Comparison of results for two classification tasks (i.e., (a) AD/NC and (b) MCI/NC) using two different modalities: MRI (left) and PET (right).

Full size image

To analyze the benefit of multi-modalities fusion, Fig. 3 illustrates the performance comparison of different methods using independent modality (i.e., MRI or PET). Note that, multi-modality fusion methods (i.e., CCA and MKL) are excluded in this comparison. From Fig. 3, it can be seen that our method still outperforms other comparison methods. Besides, comparing Figs. 2 and 3, we can see that all the methods perform better when using multi-modality data, compared to the use of just the single modality data.

Fig. 4.
figure 4

Top selected regions for two classification tasks: AD/NC (top) and MCI/NC (bottom).

Full size image

Furthermore, we also identified the potential brain regions that can be used as AD biomarkers. We ranked the ROIs based on their average weight values. Figure 4 shows the top ranked ROIs by using our proposed method for different tasks. Specifically, for AD/NC task, the top selected ROIs (common to both MRI and PET data) are globus palladus right, precuneus right, precuneus left, entorhinal cortex left, hippocampal formation left, middle temporal gyrus right, and amygdala right. For MCI/NC task, the top selected ROIs are angular gyrus right, precuneus right, precuneus left, middle temporal gyrus left, hippocampal formation left, postcentral gyrus right, and amygdala right. These regions are consistent with some previous studies [10, 19] and can be used as potential biomarkers for AD diagnosis.

4 Conclusion

In this paper, we have proposed an AD diagnosis model based on latent space learning with diversified classifiers.
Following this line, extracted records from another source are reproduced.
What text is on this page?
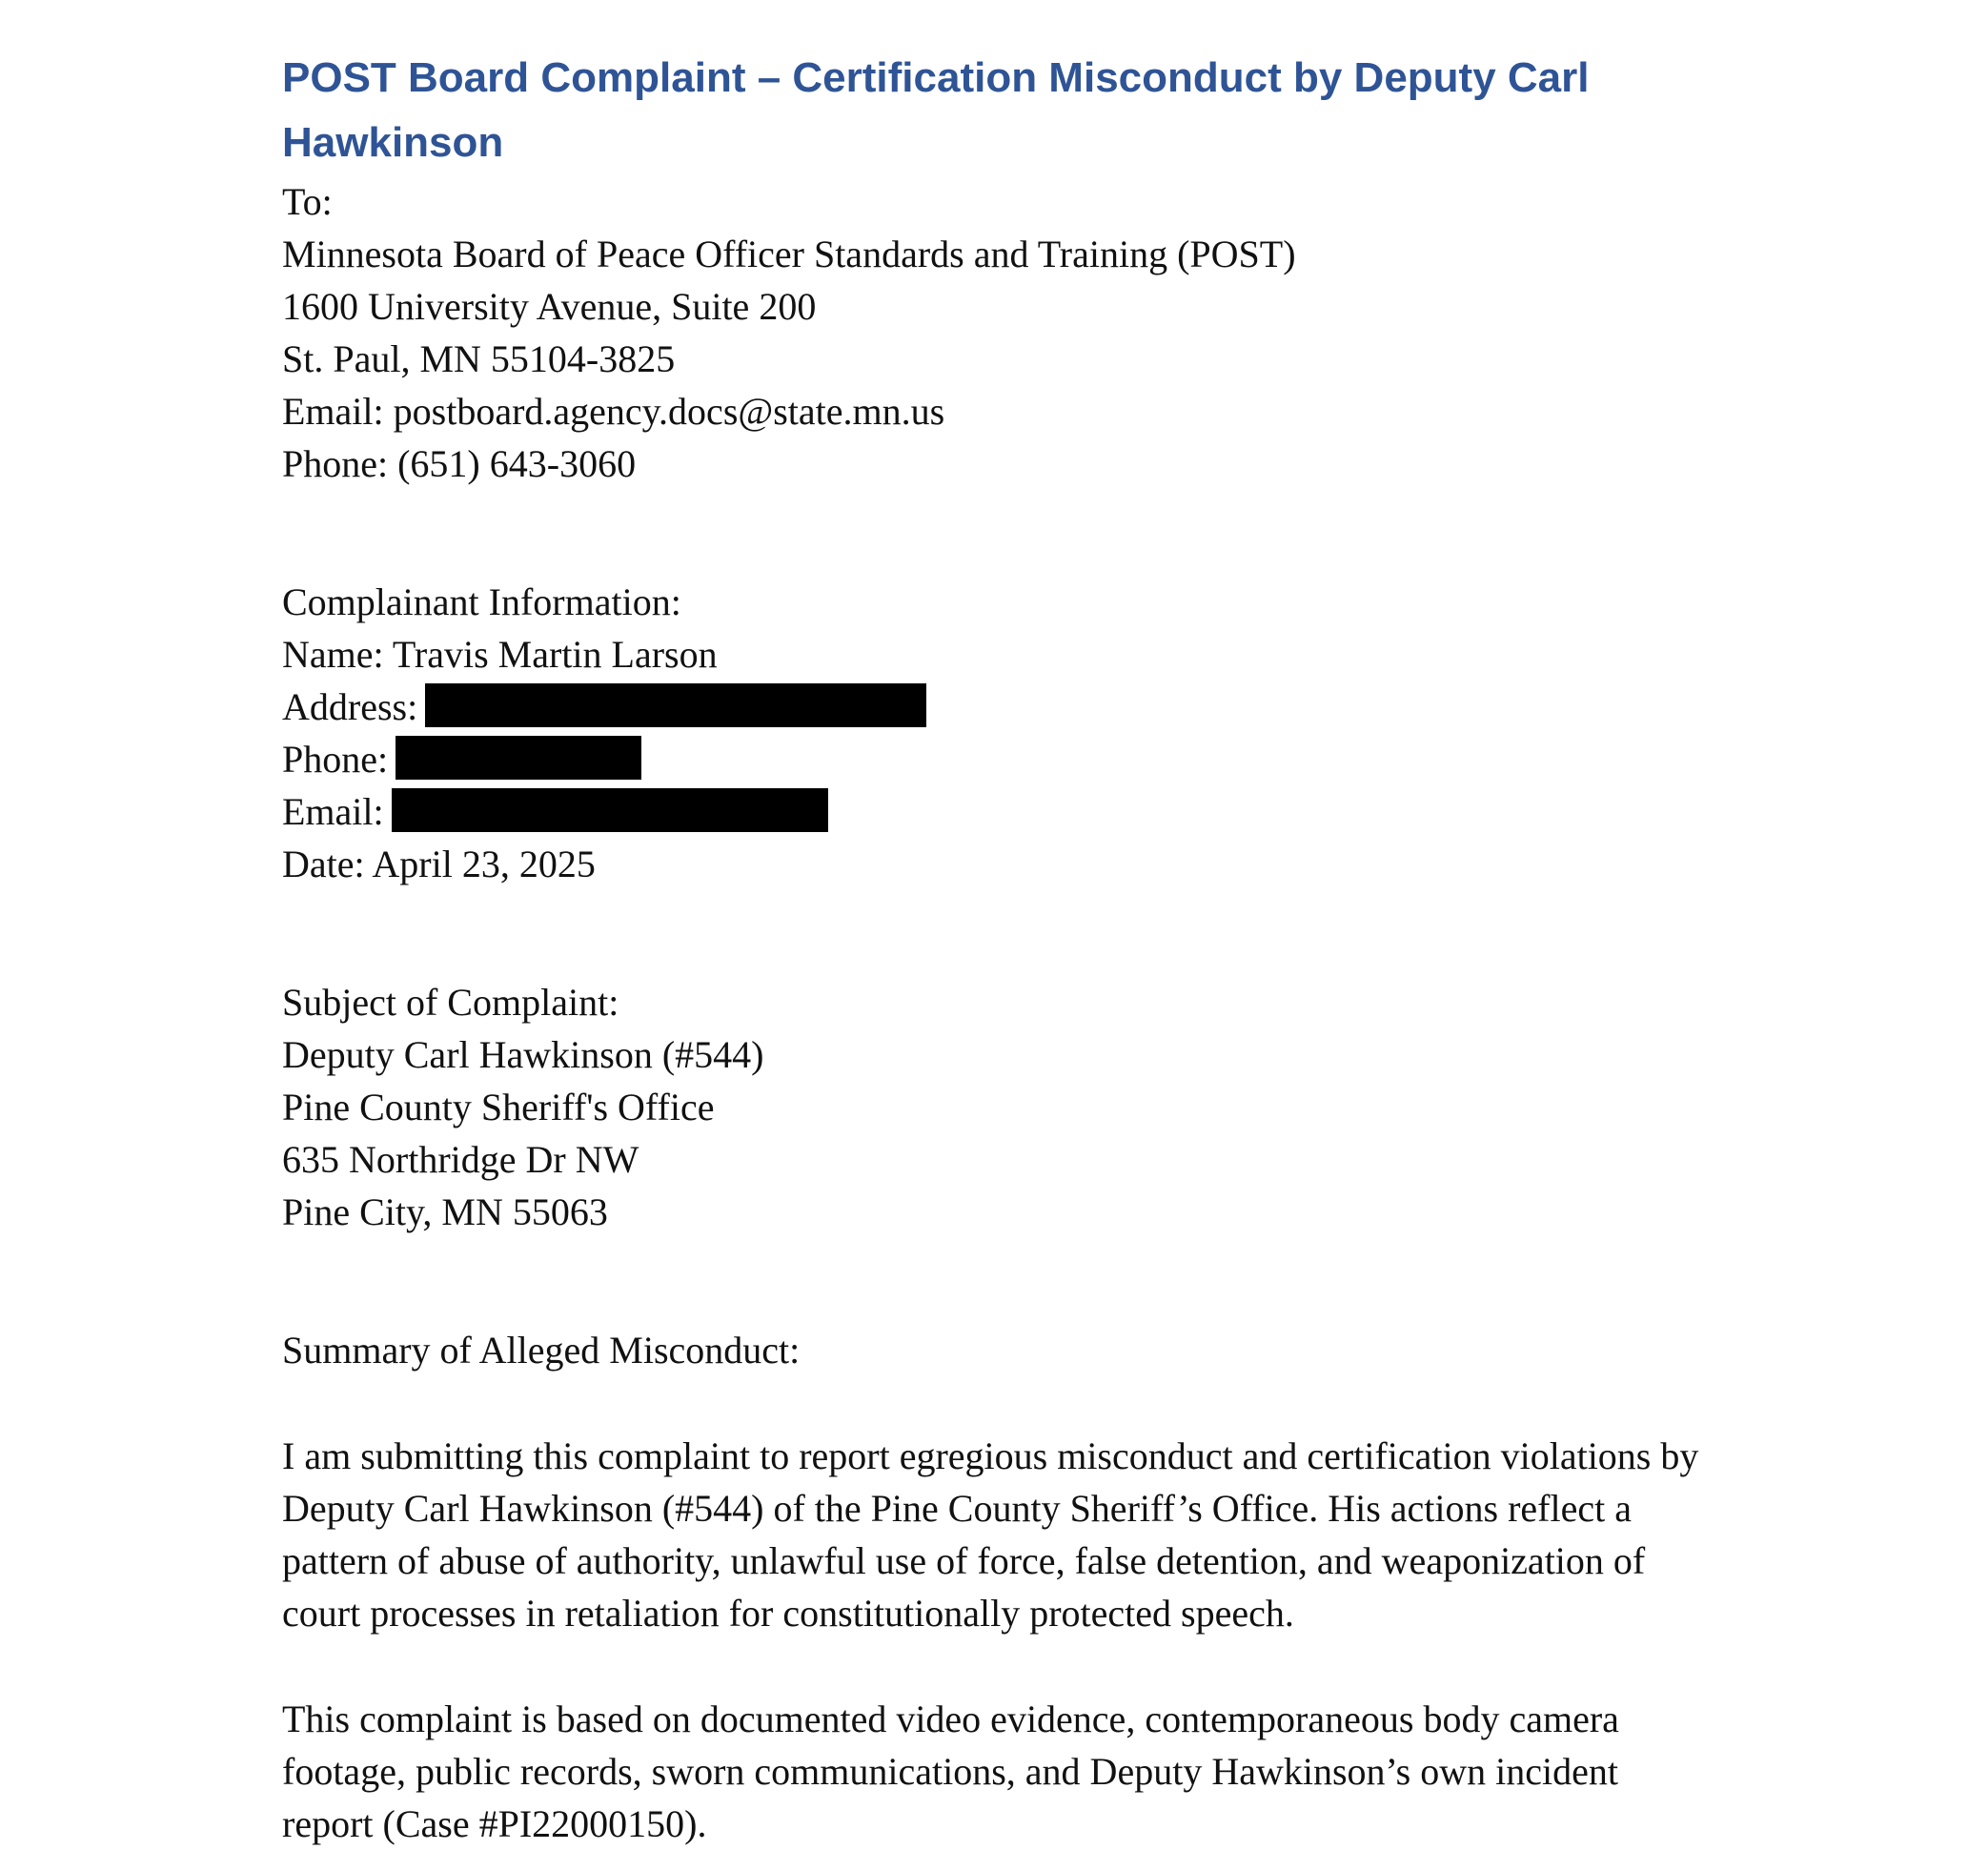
POST Board Complaint – Certification Misconduct by Deputy Carl Hawkinson

To:

Minnesota Board of Peace Officer Standards and Training (POST)

1600 University Avenue, Suite 200

St. Paul, MN 55104-3825

Email: postboard.agency.docs@state.mn.us

Phone: (651) 643-3060

Complainant Information:

Name: Travis Martin Larson

Address:

Phone:

Email:

Date: April 23, 2025

Subject of Complaint:

Deputy Carl Hawkinson (#544)

Pine County Sheriff's Office

635 Northridge Dr NW

Pine City, MN 55063

Summary of Alleged Misconduct:

I am submitting this complaint to report egregious misconduct and certification violations by Deputy Carl Hawkinson (#544) of the Pine County Sheriff’s Office. His actions reflect a pattern of abuse of authority, unlawful use of force, false detention, and weaponization of court processes in retaliation for constitutionally protected speech.

This complaint is based on documented video evidence, contemporaneous body camera footage, public records, sworn communications, and Deputy Hawkinson’s own incident report (Case #PI22000150).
This is different from the conventional AD diagnosis models that often perform feature selection (or fusion) and classifier training separately. Specifically, we project the original ROIs-based features into a latent space to effectively exploit the correlations among multi-modality data. Besides, we impose a cross-modality joint sparsity constraint to encourage the selection of same ROIs for MRI and PET data, based on the assumption that the degenerated brain regions would affect both brain structure and function. Then, using the learned latent representations as input, we learn multiple diversified classifiers and further use an ensemble strategy to obtain the final result, so that the ensemble classifier is more robust to disease heterogeneity. Experimental results on ADNI dataset have demonstrated the effectiveness of the proposed method against other methods.